My current solution for the login problem is less than ideal. I use the java program Password Safe to save my accounts+passwords, which it generates randomly. The pass phrase for my password safe is pretty complex, and I change it on about an annual basis. The program re-locks the safe after 5 minutes of inactivity, so this is reasonably safe against casual compromise. Of course, keyboard shoulder surfing and a subsequent theft of my machine (or temporary control) could render it useless, but I'm willing to accept those risks and do what I can to maintain control of the laptop. If somebody steals my laptop, unless they can crack the encryption quickly, I feel pretty good that I'll have enough time to restore from backup, change all the passwords, and set a new combination.

However, this is basically as good as our current "status quo" of online fractured identity can get. And I still don't have anything to bring all of my online presence together.

I recall with fond memories watching Dick Hardt's amazing Identity 2.0 presentation from the audience at OSCON 2005. I came away thinking to myself "oh good, somebody is on it." I put it out of my mind as a systems administrator with a lot of things to think about on the backend, and no real concern for the frontend.

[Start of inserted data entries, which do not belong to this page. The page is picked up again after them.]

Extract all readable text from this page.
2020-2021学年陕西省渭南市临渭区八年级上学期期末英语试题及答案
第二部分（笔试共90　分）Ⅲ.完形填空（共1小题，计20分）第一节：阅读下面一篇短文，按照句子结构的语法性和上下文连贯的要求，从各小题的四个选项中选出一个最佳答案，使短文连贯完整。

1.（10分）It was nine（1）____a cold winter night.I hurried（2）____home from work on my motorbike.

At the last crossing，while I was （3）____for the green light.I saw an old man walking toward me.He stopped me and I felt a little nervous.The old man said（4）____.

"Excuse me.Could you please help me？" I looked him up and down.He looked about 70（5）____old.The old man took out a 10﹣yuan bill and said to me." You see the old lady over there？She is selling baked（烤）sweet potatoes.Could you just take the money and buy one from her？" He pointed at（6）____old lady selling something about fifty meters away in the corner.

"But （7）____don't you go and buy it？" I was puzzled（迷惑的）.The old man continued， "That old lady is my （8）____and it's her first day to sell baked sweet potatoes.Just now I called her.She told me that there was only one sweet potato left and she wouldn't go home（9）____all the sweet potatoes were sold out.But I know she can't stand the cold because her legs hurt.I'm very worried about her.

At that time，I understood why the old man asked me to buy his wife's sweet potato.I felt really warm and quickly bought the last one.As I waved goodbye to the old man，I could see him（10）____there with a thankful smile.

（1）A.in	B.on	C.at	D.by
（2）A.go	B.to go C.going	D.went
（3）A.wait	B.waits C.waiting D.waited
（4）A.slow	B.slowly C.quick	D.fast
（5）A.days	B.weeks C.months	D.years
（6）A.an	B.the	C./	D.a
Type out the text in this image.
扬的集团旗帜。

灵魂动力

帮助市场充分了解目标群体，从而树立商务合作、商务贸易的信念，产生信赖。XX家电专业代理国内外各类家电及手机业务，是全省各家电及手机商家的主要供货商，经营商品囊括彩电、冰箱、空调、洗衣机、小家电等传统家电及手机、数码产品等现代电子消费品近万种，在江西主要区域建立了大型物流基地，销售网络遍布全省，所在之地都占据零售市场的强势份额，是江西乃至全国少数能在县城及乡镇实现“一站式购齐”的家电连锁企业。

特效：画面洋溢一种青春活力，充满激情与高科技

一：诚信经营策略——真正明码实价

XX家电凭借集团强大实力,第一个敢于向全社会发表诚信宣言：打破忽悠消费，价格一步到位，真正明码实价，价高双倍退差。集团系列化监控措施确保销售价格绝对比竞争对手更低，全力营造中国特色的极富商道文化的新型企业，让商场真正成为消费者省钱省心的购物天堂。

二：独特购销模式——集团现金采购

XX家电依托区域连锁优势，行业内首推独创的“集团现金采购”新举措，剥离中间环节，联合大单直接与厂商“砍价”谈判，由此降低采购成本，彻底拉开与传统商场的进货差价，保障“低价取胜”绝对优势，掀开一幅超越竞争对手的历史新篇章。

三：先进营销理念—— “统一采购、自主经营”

Fast forward 5 years, and I see that we're not much better off now. Dick Hardt's company Sxip produced Sxipper, which is pretty cool, but still puts it on the users to safeguard and manage their data. Oh and really, I never heard about it until I went looking for Sxip again, and I don't know anybody using it, I think its just a cool curiosity, not a solution.

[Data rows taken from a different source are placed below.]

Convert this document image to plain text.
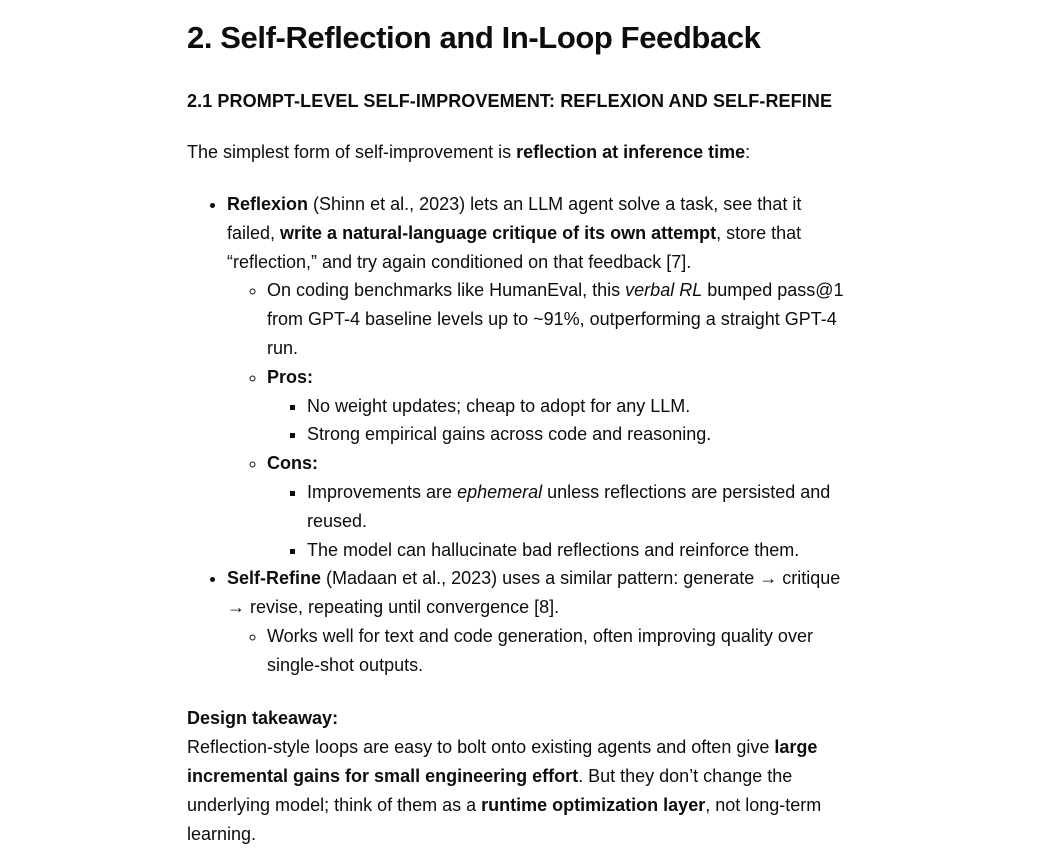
2. Self-Reflection and In-Loop Feedback
2.1 PROMPT-LEVEL SELF-IMPROVEMENT: REFLEXION AND SELF-REFINE

The simplest form of self-improvement is reflection at inference time:

• Reflexion (Shinn et al., 2023) lets an LLM agent solve a task, see that it failed, write a natural-language critique of its own attempt, store that “reflection,” and try again conditioned on that feedback [7].
◦ On coding benchmarks like HumanEval, this verbal RL bumped pass@1 from GPT-4 baseline levels up to ~91%, outperforming a straight GPT-4 run.
◦ Pros:
▪ No weight updates; cheap to adopt for any LLM.
▪ Strong empirical gains across code and reasoning.
◦ Cons:
▪ Improvements are ephemeral unless reflections are persisted and reused.
▪ The model can hallucinate bad reflections and reinforce them.
• Self-Refine (Madaan et al., 2023) uses a similar pattern: generate → critique → revise, repeating until convergence [8].
◦ Works well for text and code generation, often improving quality over single-shot outputs.

Design takeaway:

Reflection-style loops are easy to bolt onto existing agents and often give large incremental gains for small engineering effort. But they don’t change the underlying model; think of them as a runtime optimization layer, not long-term learning.
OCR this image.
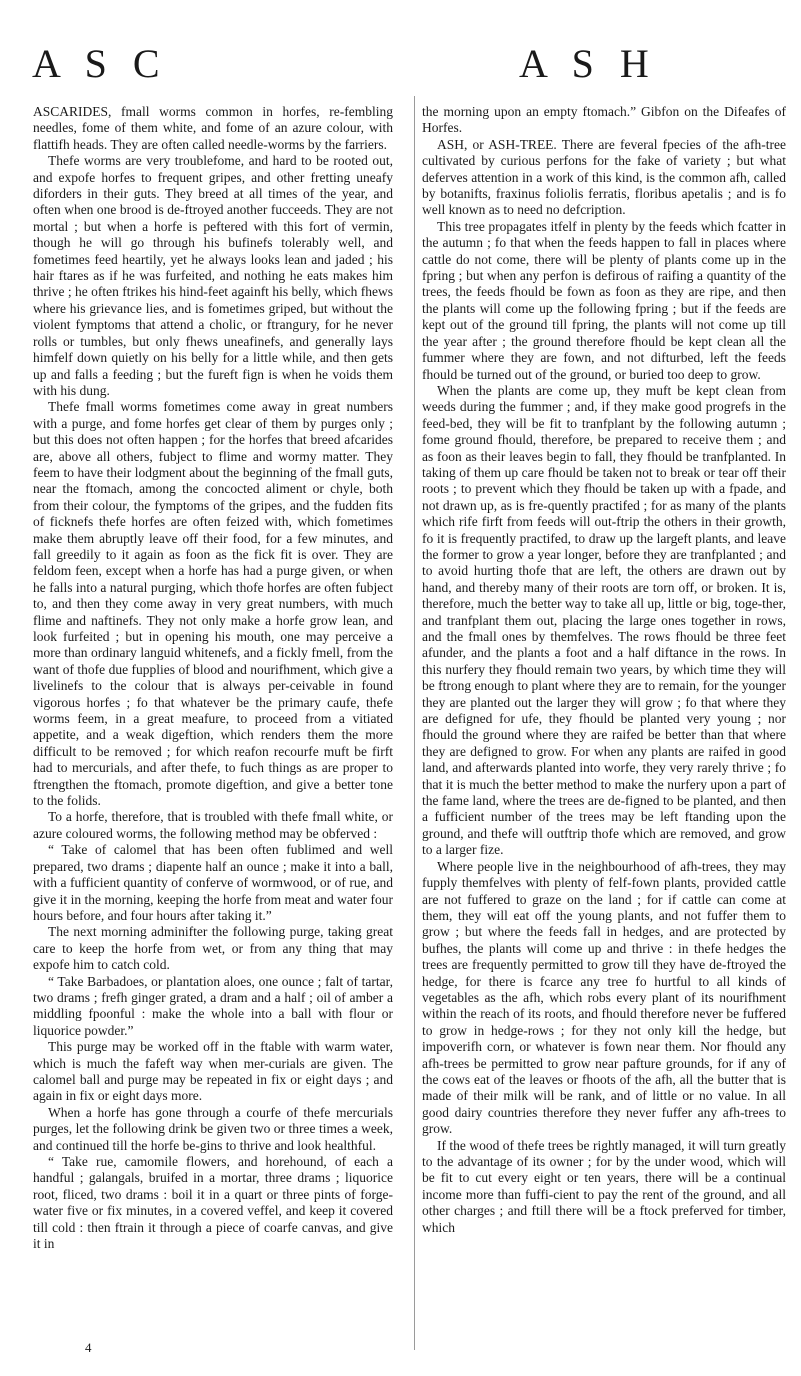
A S C	A S H

ASCARIDES, fmall worms common in horfes, re-fembling needles, fome of them white, and fome of an azure colour, with flattifh heads. They are often called needle-worms by the farriers.

Thefe worms are very troublefome, and hard to be rooted out, and expofe horfes to frequent gripes, and other fretting uneafy diforders in their guts. They breed at all times of the year, and often when one brood is de-ftroyed another fucceeds. They are not mortal ; but when a horfe is peftered with this fort of vermin, though he will go through his bufinefs tolerably well, and fometimes feed heartily, yet he always looks lean and jaded ; his hair ftares as if he was furfeited, and nothing he eats makes him thrive ; he often ftrikes his hind-feet againft his belly, which fhews where his grievance lies, and is fometimes griped, but without the violent fymptoms that attend a cholic, or ftrangury, for he never rolls or tumbles, but only fhews uneafinefs, and generally lays himfelf down quietly on his belly for a little while, and then gets up and falls a feeding ; but the fureft fign is when he voids them with his dung.

Thefe fmall worms fometimes come away in great numbers with a purge, and fome horfes get clear of them by purges only ; but this does not often happen ; for the horfes that breed afcarides are, above all others, fubject to flime and wormy matter. They feem to have their lodgment about the beginning of the fmall guts, near the ftomach, among the concocted aliment or chyle, both from their colour, the fymptoms of the gripes, and the fudden fits of ficknefs thefe horfes are often feized with, which fometimes make them abruptly leave off their food, for a few minutes, and fall greedily to it again as foon as the fick fit is over. They are feldom feen, except when a horfe has had a purge given, or when he falls into a natural purging, which thofe horfes are often fubject to, and then they come away in very great numbers, with much flime and naftinefs. They not only make a horfe grow lean, and look furfeited ; but in opening his mouth, one may perceive a more than ordinary languid whitenefs, and a fickly fmell, from the want of thofe due fupplies of blood and nourifhment, which give a livelinefs to the colour that is always per-ceivable in found vigorous horfes ; fo that whatever be the primary caufe, thefe worms feem, in a great meafure, to proceed from a vitiated appetite, and a weak digeftion, which renders them the more difficult to be removed ; for which reafon recourfe muft be firft had to mercurials, and after thefe, to fuch things as are proper to ftrengthen the ftomach, promote digeftion, and give a better tone to the folids.

To a horfe, therefore, that is troubled with thefe fmall white, or azure coloured worms, the following method may be obferved :

“ Take of calomel that has been often fublimed and well prepared, two drams ; diapente half an ounce ; make it into a ball, with a fufficient quantity of conferve of wormwood, or of rue, and give it in the morning, keeping the horfe from meat and water four hours before, and four hours after taking it.”

The next morning adminifter the following purge, taking great care to keep the horfe from wet, or from any thing that may expofe him to catch cold.

“ Take Barbadoes, or plantation aloes, one ounce ; falt of tartar, two drams ; frefh ginger grated, a dram and a half ; oil of amber a middling fpoonful : make the whole into a ball with flour or liquorice powder.”

This purge may be worked off in the ftable with warm water, which is much the fafeft way when mer-curials are given. The calomel ball and purge may be repeated in fix or eight days ; and again in fix or eight days more.

When a horfe has gone through a courfe of thefe mercurials purges, let the following drink be given two or three times a week, and continued till the horfe be-gins to thrive and look healthful.

“ Take rue, camomile flowers, and horehound, of each a handful ; galangals, bruifed in a mortar, three drams ; liquorice root, fliced, two drams : boil it in a quart or three pints of forge-water five or fix minutes, in a covered veffel, and keep it covered till cold : then ftrain it through a piece of coarfe canvas, and give it in

the morning upon an empty ftomach.” Gibfon on the Difeafes of Horfes.

ASH, or ASH-TREE. There are feveral fpecies of the afh-tree cultivated by curious perfons for the fake of variety ; but what deferves attention in a work of this kind, is the common afh, called by botanifts, fraxinus foliolis ferratis, floribus apetalis ; and is fo well known as to need no defcription.

This tree propagates itfelf in plenty by the feeds which fcatter in the autumn ; fo that when the feeds happen to fall in places where cattle do not come, there will be plenty of plants come up in the fpring ; but when any perfon is defirous of raifing a quantity of the trees, the feeds fhould be fown as foon as they are ripe, and then the plants will come up the following fpring ; but if the feeds are kept out of the ground till fpring, the plants will not come up till the year after ; the ground therefore fhould be kept clean all the fummer where they are fown, and not difturbed, left the feeds fhould be turned out of the ground, or buried too deep to grow.

When the plants are come up, they muft be kept clean from weeds during the fummer ; and, if they make good progrefs in the feed-bed, they will be fit to tranfplant by the following autumn ; fome ground fhould, therefore, be prepared to receive them ; and as foon as their leaves begin to fall, they fhould be tranfplanted. In taking of them up care fhould be taken not to break or tear off their roots ; to prevent which they fhould be taken up with a fpade, and not drawn up, as is fre-quently practifed ; for as many of the plants which rife firft from feeds will out-ftrip the others in their growth, fo it is frequently practifed, to draw up the largeft plants, and leave the former to grow a year longer, before they are tranfplanted ; and to avoid hurting thofe that are left, the others are drawn out by hand, and thereby many of their roots are torn off, or broken. It is, therefore, much the better way to take all up, little or big, toge-ther, and tranfplant them out, placing the large ones together in rows, and the fmall ones by themfelves. The rows fhould be three feet afunder, and the plants a foot and a half diftance in the rows. In this nurfery they fhould remain two years, by which time they will be ftrong enough to plant where they are to remain, for the younger they are planted out the larger they will grow ; fo that where they are defigned for ufe, they fhould be planted very young ; nor fhould the ground where they are raifed be better than that where they are defigned to grow. For when any plants are raifed in good land, and afterwards planted into worfe, they very rarely thrive ; fo that it is much the better method to make the nurfery upon a part of the fame land, where the trees are de-figned to be planted, and then a fufficient number of the trees may be left ftanding upon the ground, and thefe will outftrip thofe which are removed, and grow to a larger fize.

Where people live in the neighbourhood of afh-trees, they may fupply themfelves with plenty of felf-fown plants, provided cattle are not fuffered to graze on the land ; for if cattle can come at them, they will eat off the young plants, and not fuffer them to grow ; but where the feeds fall in hedges, and are protected by bufhes, the plants will come up and thrive : in thefe hedges the trees are frequently permitted to grow till they have de-ftroyed the hedge, for there is fcarce any tree fo hurtful to all kinds of vegetables as the afh, which robs every plant of its nourifhment within the reach of its roots, and fhould therefore never be fuffered to grow in hedge-rows ; for they not only kill the hedge, but impoverifh corn, or whatever is fown near them. Nor fhould any afh-trees be permitted to grow near pafture grounds, for if any of the cows eat of the leaves or fhoots of the afh, all the butter that is made of their milk will be rank, and of little or no value. In all good dairy countries therefore they never fuffer any afh-trees to grow.

If the wood of thefe trees be rightly managed, it will turn greatly to the advantage of its owner ; for by the under wood, which will be fit to cut every eight or ten years, there will be a continual income more than fuffi-cient to pay the rent of the ground, and all other charges ; and ftill there will be a ftock preferved for timber, which

4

This really is an issue that affects people, but they may not know it. Look at the trouble this guy went through to make google accounts useful for people with multiple email addresses. As we start sharing and sending and moving data, our identities clearly can't be defined as email addresses anymore. I have 3 that I use a lot, and a couple of others that just refuse to die for whatever reason. Changing them means trying to find every site on which I've used them. UGH.

OpenID was, and still is, a promising direction. There are some definite security pitfalls in the way its been done in the past, but I think they've solved most of them. It doesn't really satisfy Dick's Photo ID requirement where the issuer doesn't get to know what you're using it for. Still I love when I sign up for a site and I can use my OpenID login. I use my launchpad.net account for this, mostly because it was the first site that had a very clear "this is your open ID url" link.

FOAF-SSL or "WebID" also seems interesting as a way to promote social credibility and utilize existing technologies rather than try to invent the whole thing. Even twitter seems to have rudimentary support. But its still a long way off from being in control of our identity. Given the meager number of relying parties, I'd say it may not ever get there, which is too bad.

So now I'm just confused. How and when are we going to get this done? When can I say "this is me, here's some proof that this is me, now lets get something done."?

Social networks sort of try to do this with the social proof of many friends. But at issue there is how closed off those social relationships are. Facebook wants me *on Facebook*. They don't want to enable me to also use myspace or my Ning community seamlessly.

Until we as users know why we'd want that, and somebody is able to provide it, I guess I'm just stuck with my password safe.